Under decriminalization, cannabis offenders can still be fined and sentenced to complete a drug recovery program. And Biden might make rehab a stipulation. “They should be going into mandatory rehabilitation,” he said last month. “We should be building rehab centers to have these people housed.”
So, pot offenders might not necessarily get away unscathed. Still, considering that law enforcement in the United States continues to lock up roughly 600,000 pot offenders every year – most of them for petty possession — any decriminalization measure could do the nation some good.
But it’s not like President Biden can just walk into the Oval Office on day one and make any of this stuff magically happen. He’s going to need the help of Congress for the decriminalization part – and that’s where, as they say, good intentions pave the road to hell. The outcome of Congress still hangs in the balance. Although the Democrats control the House of Representatives, the vote determining who will lead the Senate remains split down the middle at 48-48. However, the Democrats need to win control of the Senate (51 seats) to have a fighting shot at passing marijuana decriminalization. As long as the Republicans (and Senate Majority Leader Mitch McConnell) hold power there, any pot-related bill the House pushes through is going nowhere. Both Houses must agree on legislation before it gets sent to the president for a signature.

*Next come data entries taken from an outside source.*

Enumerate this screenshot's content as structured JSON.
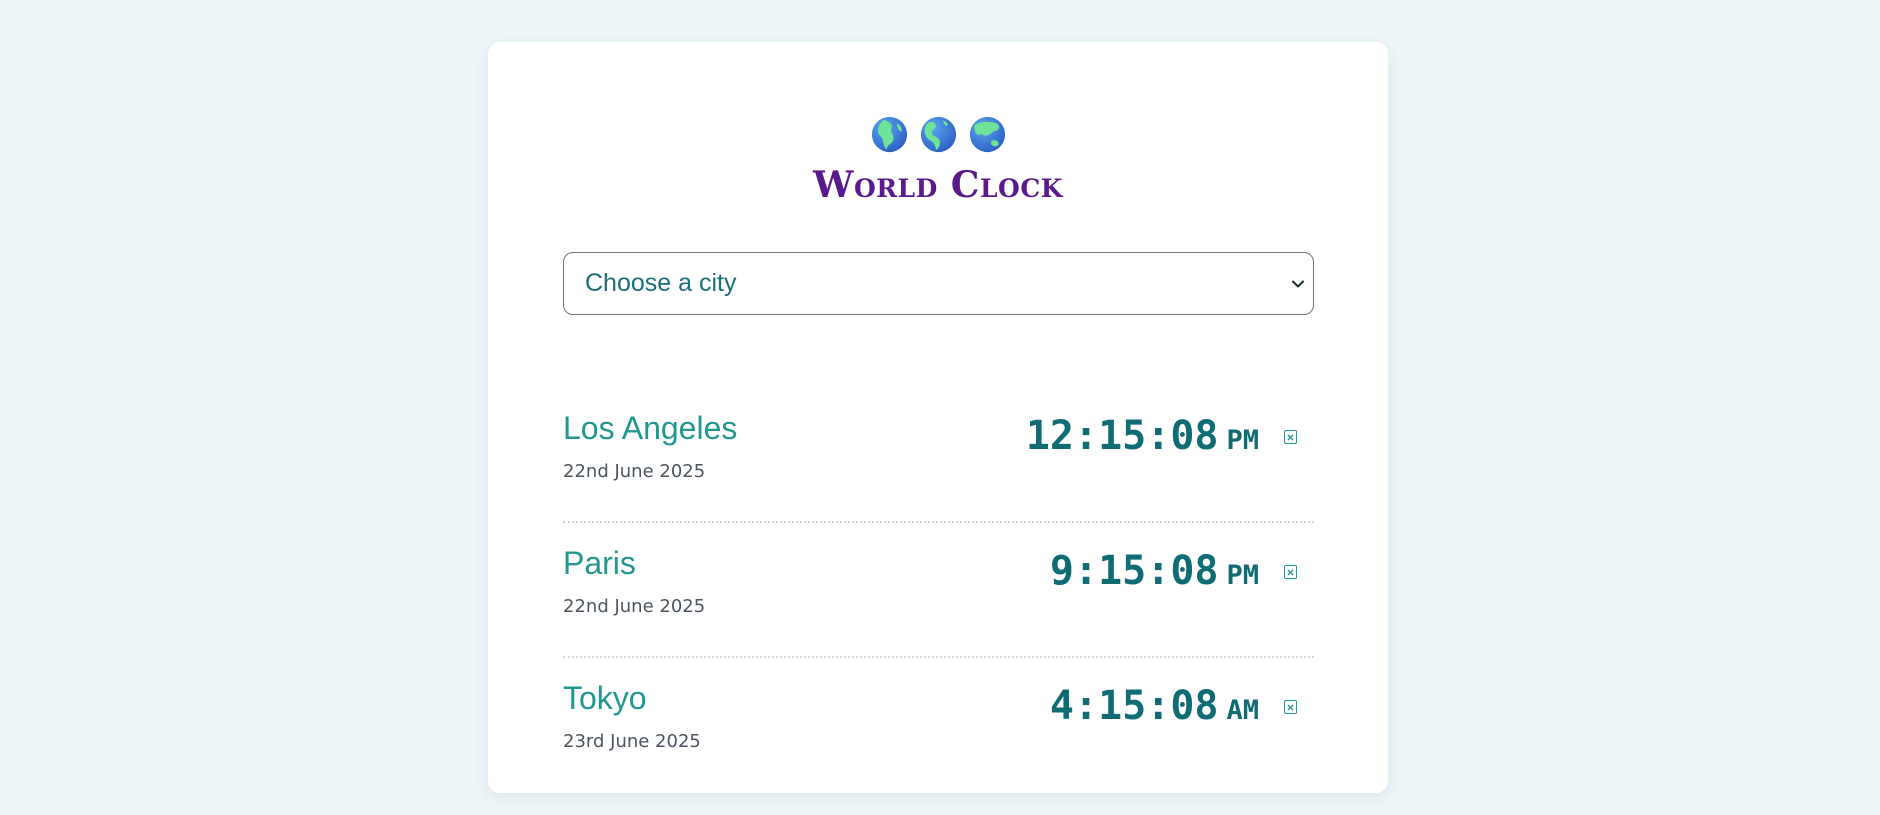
{
  "header": {
    "globe_icons": [
      "globe-europe-africa-icon",
      "globe-americas-icon",
      "globe-asia-australia-icon"
    ],
    "title": "World Clock"
  },
  "city_select": {
    "selected": "Choose a city"
  },
  "cities": [
    {
      "name": "Los Angeles",
      "date": "22nd June 2025",
      "time": "12:15:08",
      "period": "PM"
    },
    {
      "name": "Paris",
      "date": "22nd June 2025",
      "time": "9:15:08",
      "period": "PM"
    },
    {
      "name": "Tokyo",
      "date": "23rd June 2025",
      "time": "4:15:08",
      "period": "AM"
    }
  ],
  "colors": {
    "background": "#ecf5f8",
    "title": "#5a1a8c",
    "city_name": "#22978f",
    "time": "#0f6b74"
  }
}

The only aspect of the Democratic pot plan that Biden has the authority to spearhead is get the rescheduling process started. As it stands, marijuana is a Schedule I dangerous drug in the eyes of the federal government. It means that it is considered highly addictive and has absolutely no medicinal value. But Biden’s administration can swoop in and lead the charge to downgrade the plant to a lesser schedule.
If that happens, the herb would be opened to more research, and Big Pharma could capitalize on it, the same way it does other medicine. It wouldn’t just be a situation where Pfizer could just start selling pot at pharmacies for everything that ails us. Drug companies would be required to conduct clinical trials to determine whether weed shows promise for treating cancer and other conditions before marketing a pot product. And that sort of thing takes years of research and sometimes billions of dollars to develop. It’s for deep pockets.
Even if everything works out in favor of the Democrats, that still doesn’t mean much. Although Biden and crew could decide to decriminalize marijuana nationwide, the law wouldn’t force states to follow suit. This means areas of total prohibition could still be raging wangs about it and continue arresting pot offenders as much as they want. States have the right to make their own laws.
But a decriminalization plan under the Biden administration would send a message to states that marijuana is no longer worth the hassle of locking people up. Hopefully, the majority would go along with it.
Let’s just hope that marijuana decriminalization gets a shot on Capitol Hill next year. Democrats need the Senate for that to happen. If they don’t end up winning, it could be a long time before anything substantial in the realm of pot reform gets pushed through at the federal level. The Republicans will not budge.